All Tokens (Corpus Level): ['Hello', 'Welcome', ',', 'to', 'Prasanna', 'Sundaram', "'s", 'NLP', 'Tutorials', '.', 'Please', 'go', 'through', 'the', 'entire', 'content', '!', 'to', 'become', 'expert', 'in', 'NLP', '.'] 

Sentence 1 Tokens: ['Hello', 'Welcome', ',', 'to', 'Prasanna', 'Sundaram', "'s", 'NLP', 'Tutorials', '.']
Sentence 2 Tokens: ['Please', 'go', 'through', 'the', 'entire', 'content', '!']
Sentence 3 Tokens: ['to', 'become', 'expert', 'in', 'NLP', '.']


In [37]:
# 🔹 Word Tokenization using wordpunct_tokenize
from nltk import wordpunct_tokenize

print("\n🧩 Word Tokenization using wordpunct_tokenize():\n")

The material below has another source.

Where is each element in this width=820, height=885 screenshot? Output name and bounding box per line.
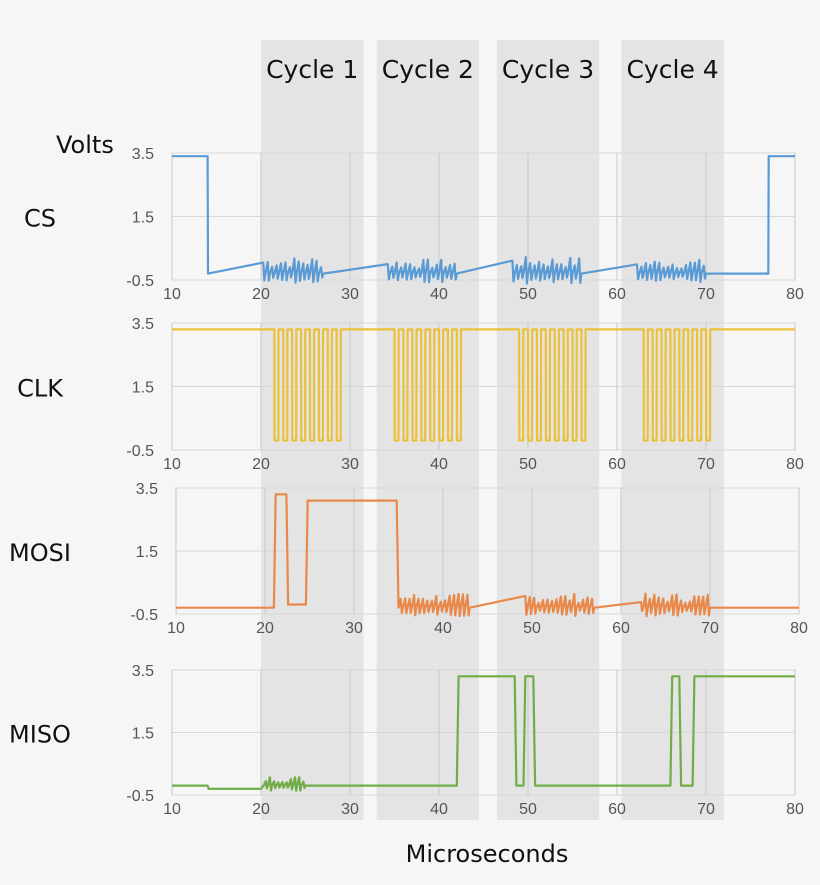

# This splits words on every non-alphanumeric character
# Example: "Sundaram's" -> ['Sundaram', "'", 's']
tokens_punct = wordpunct_tokenize(corpus)
print(tokens_punct)



🧩 Word Tokenization using wordpunct_tokenize():

['Hello', 'Welcome', ',', 'to', 'Prasanna', 'Sundaram', "'", 's', 'NLP', 'Tutorials', '.', 'Please', 'go', 'through', 'the', 'entire', 'content', '!', 'to', 'become', 'expert', 'in', 'NLP', '.']


In [39]:
# 🔹 Word Tokenization using 
# 📝 TreebankWordTokenizer follows Penn Treebank conventions:
# - Splits contractions: "can't" → ['ca', "n't"]
# - Handles ending punctuation carefully
# - Keeps internal punctuation attached unless sentence-ending
# if you check the result fullstop will not treated as sperate word, for the last full stop only it will consider as seperate word
from nltk.tokenize import TreebankWordTokenizer

print("\n🧩 Word Tokenization using TreebankWordTokenizer():\n")

tokenizer = TreebankWordTokenizer()
treebank_tokens = tokenizer.tokenize(corpus)
print(treebank_tokens)



🧩 Word Tokenization using TreebankWordTokenizer():

['Hello', 'Welcome', ',', 'to', 'Prasanna', 'Sundaram', "'s", 'NLP', 'Tutorials.', 'Please', 'go', 'through', 'the', 'entire', 'content', '!', 'to', 'become', 'expert', 'in', 'NLP', '.']


## 🧩 Tokenizer Comparison Summary

| Tokenizer | Splitting Behavior | Handles Contractions | Handles Punctuation | Notes |
|:-----------|:------------------:|:--------------------:|:------------------:|:------|
| **`word_tokenize`** | Moderate | ✅ | ✅ | Good default choice |
| **`wordpunct_tokenize`** | Aggressive | ❌ (splits `'s` → `'`, `s`) | ✅✅ | Best for punctuation-heavy text |
| **`TreebankWordTokenizer`** | Linguistically consistent | ✅ | ✅ | Used in research & corpora preprocessing |

---

### 📌 Key Takeaways
✅ Always inspect tokens before using them in downstream tasks.  
✅ Maintain the same tokenizer during both **training** and **inference**.  
✅ Combine tokenization with **lowercasing**, **stopword removal**, and **lemmatization** as preprocessing steps.

---

### 🧮 Mathematical Summary

- **Sentence Tokenization**
  $$
  P \mapsto [S_1, S_2, \dots, S_m]
  $$
- **Word Tokenization**
  $$
  S_i \mapsto [w_{i1}, w_{i2}, \dots, w_{ik}]
  $$
- **Vocabulary Extraction**
  $$
  V = \bigcup_{i=1}^{m} \{ w_{ij} \mid j = 1, 2, \dots, k_i \}
  $$